Des souvenirs comme celui-là reviennent à Yella lorsqu’il parle de Straight Outta Compton, la saga tentaculaire de la façon dont N.W.A a explosé dans les rues de South Central Los Angeles avec des polémiques de rap agressives comme « Fuck Tha Police », « Gangsta Gangsta », et bien sûr, « Straight Outta Compton ». »

Faire le film aux côtés des producteurs Ice Cube et Dr.

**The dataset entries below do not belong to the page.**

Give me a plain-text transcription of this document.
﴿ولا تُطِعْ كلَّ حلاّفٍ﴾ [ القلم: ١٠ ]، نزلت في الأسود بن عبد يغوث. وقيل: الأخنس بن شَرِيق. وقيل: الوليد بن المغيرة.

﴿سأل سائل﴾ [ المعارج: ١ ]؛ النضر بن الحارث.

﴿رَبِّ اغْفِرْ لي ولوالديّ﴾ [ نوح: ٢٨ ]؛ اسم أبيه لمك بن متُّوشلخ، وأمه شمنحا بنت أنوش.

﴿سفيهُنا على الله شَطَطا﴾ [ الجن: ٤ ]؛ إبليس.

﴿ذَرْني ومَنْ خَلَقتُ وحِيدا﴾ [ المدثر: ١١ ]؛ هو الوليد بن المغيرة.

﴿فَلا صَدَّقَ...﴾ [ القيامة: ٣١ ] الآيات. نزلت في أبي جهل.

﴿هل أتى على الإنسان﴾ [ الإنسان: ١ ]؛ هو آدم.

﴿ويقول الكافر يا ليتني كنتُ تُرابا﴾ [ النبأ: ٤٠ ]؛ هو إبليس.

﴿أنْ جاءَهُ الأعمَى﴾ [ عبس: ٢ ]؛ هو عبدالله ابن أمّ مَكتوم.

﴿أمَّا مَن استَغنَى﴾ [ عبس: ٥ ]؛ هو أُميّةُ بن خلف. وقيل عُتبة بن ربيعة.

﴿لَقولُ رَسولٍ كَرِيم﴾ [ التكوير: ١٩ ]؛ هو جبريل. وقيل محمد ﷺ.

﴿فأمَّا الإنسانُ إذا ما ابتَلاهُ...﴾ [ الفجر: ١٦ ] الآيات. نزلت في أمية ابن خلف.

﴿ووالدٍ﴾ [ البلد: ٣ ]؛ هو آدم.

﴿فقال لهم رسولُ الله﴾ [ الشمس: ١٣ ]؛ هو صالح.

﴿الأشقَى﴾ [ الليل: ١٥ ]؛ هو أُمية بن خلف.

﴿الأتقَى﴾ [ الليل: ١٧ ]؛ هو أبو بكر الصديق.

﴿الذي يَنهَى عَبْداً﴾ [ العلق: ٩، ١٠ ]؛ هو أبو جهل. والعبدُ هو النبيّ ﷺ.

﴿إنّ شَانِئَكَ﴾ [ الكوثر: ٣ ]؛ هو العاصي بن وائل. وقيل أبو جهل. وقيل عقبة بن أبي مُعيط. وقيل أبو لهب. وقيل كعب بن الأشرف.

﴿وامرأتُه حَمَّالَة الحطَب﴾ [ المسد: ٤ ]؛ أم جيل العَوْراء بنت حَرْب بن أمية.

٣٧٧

Dre (Yella a obtenu un crédit de consultant, tout comme Ren) a ramené à la vie l’histoire commune souvent tempétueuse du quintette, y compris les rivalités amères et les querelles qui n’ont pas été abordées pendant des années – ainsi que les tragédies qui les ont réunis.

Deux de ces tragédies emballent les coups de poing émotionnels les plus durs du film : Lorsque Dre, rongé par la culpabilité suite à la mort de son petit frère, est consolé par son équipe pendant la tournée, et lorsque Cube et Dre rendent finalement visite à Eazy à l’hôpital – après qu’il soit tombé inconscient.

« Lorsque nous étions dans le bus, le frère de Dre – cela s’est produit la première nuit de la tournée, je m’en souviens », se souvient Yella. « J’avais oublié tout ça. C’était une scène difficile, mais la scène de l’hôpital l’était certainement. Ça avait l’air tellement réel. Wow. »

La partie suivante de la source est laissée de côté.